By Freud's account, conscious autonomy is a charade. "We are lived," as he puts it, and yet we don't see it as such…I was reminded of Freud's paradox by…a study from Dartmouth political science professor Dean Lacy, which revealed that, though Republicans call for deep cuts to the safety net, their districts rely more on government support than their Democratic counterparts…In Chisago County, Minn., The Times's reporters spoke with residents who supported the Tea Party and its proposed cuts to federal spending, even while they admitted they could not get by without government support. Tea Party aficionados, and many on the extreme right of the Republican party for that matter, are typically characterized as self-sufficient middle class folk, angry about sustaining the idle poor with their tax dollars. Chisago County revealed a different aspect of this anger: economically struggling Americans professing a robust individualism and self-determination, frustrated with their failures to achieve that ideal.
Why the stubborn insistence on self-determination, in spite of the facts? One might say there is something profoundly American in this. It's our fierce individualism shining through. Residents of Chisago County are clinging to notions of past self-reliance before the recession, before the welfare state. It's admirable in a way. Alternately, it evokes the delusional autonomy of Freud's poor ego…These people, like many across the nation, rely on government assistance, but pretend they don't. They even resent the government for their reliance.
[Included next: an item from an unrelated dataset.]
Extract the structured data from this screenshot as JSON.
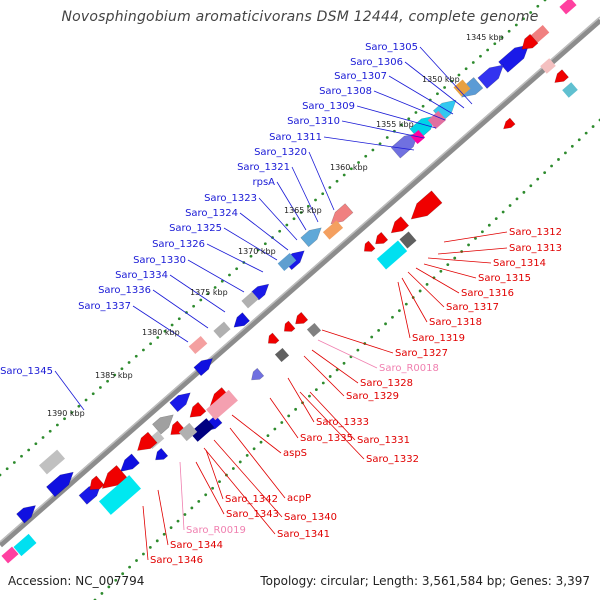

If they looked closely though, they'd see that we are all thoroughly saturated with government assistance in this country: farm subsidies that lower food prices for us all, mortgage interest deductions that disproportionately favor the rich, federal mortgage guarantees that keep interest rates low, a bloated Department of Defense that sustains entire sectors of the economy and puts hundreds of thousands of people to work. We can hardly fathom the depth of our dependence on government, and pretend we are bold individualists instead.
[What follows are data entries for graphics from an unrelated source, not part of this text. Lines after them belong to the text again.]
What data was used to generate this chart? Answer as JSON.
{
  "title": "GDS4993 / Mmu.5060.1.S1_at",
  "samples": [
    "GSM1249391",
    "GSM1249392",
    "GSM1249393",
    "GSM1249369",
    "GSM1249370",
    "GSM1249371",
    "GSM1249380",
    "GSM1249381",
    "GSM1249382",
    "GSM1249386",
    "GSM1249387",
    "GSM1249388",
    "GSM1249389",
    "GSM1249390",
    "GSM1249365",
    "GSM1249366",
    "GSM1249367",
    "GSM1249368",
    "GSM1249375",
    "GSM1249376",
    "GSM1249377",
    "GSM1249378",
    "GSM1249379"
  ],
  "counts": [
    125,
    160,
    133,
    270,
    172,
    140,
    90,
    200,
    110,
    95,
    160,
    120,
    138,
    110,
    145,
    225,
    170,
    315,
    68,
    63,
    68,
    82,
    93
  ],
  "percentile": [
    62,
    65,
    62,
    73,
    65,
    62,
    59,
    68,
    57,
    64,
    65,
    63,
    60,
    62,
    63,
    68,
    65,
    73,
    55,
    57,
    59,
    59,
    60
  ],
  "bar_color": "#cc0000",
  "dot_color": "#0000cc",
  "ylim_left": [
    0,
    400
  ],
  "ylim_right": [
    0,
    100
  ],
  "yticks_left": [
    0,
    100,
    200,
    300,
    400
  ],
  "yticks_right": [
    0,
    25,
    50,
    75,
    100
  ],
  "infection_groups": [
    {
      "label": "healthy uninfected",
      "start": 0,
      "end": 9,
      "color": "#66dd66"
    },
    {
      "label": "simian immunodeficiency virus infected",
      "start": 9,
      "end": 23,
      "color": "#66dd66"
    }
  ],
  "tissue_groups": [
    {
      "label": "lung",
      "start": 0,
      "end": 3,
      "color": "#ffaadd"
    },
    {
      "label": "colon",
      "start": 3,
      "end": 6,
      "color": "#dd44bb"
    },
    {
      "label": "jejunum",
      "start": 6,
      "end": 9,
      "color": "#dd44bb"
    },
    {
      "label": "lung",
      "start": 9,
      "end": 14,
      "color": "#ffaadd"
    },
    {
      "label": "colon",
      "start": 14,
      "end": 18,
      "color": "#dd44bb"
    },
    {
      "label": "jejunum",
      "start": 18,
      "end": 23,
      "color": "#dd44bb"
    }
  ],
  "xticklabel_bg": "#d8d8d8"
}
Thanks to a decades-long safety net, we have forgotten the trials of living without it. This is why, the historian Tony Judt argued, it's easy for some to speak fondly of a world without government: we can't fully imagine or recall what it's like. We can't really appreciate the horrors Upton Sinclair witnessed in the Chicago slaughterhouses before regulation, or the burden of living without Social Security and Medicare to look forward to. Thus, we can entertain nostalgia for a time when everyone pulled his own weight, bore his own risk, and was the master of his destiny. That time was a myth. But the notion of self-reliance is also a fallacy.
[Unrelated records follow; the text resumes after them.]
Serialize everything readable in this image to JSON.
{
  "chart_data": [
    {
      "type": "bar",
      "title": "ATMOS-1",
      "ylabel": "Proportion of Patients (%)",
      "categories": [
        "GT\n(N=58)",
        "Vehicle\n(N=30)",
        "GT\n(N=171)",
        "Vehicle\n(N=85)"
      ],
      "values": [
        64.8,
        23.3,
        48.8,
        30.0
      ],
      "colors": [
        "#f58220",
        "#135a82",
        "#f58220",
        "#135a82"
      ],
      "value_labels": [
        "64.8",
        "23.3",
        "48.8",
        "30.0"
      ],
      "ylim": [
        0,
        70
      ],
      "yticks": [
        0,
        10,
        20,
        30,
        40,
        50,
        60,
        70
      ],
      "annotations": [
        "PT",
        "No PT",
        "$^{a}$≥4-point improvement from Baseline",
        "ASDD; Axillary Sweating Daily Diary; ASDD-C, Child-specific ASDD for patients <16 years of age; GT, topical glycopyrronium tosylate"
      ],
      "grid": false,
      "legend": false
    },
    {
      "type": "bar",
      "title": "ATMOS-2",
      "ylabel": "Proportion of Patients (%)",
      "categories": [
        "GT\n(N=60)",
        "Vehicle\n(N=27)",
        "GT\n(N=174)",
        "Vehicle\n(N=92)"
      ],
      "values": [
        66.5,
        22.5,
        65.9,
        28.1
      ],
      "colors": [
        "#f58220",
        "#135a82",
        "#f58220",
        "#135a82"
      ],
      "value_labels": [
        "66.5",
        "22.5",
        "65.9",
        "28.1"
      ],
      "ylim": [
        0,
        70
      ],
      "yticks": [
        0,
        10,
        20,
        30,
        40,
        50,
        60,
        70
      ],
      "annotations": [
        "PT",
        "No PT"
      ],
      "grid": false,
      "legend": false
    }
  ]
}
Spinoza greatly influenced Freud, and he adds a compelling insight we would do well to reckon with. Spinoza also questioned the human pretense to autonomy…There is no such thing as a discrete individual, Spinoza points out. This is a fiction. The boundaries of 'me' are fluid and blurred. We are all profoundly linked in countless ways we can hardly perceive. My decisions, choices, actions are inspired and motivated by others to no small extent. The passions, Spinoza argued, derive from seeing people as autonomous individuals responsible for all the objectionable actions that issue from them. Understanding the interrelated nature of everyone and everything is the key to diminishing the passions and the havoc they wreak…In this, Spinoza and President Obama seem to concur: we're all in this together.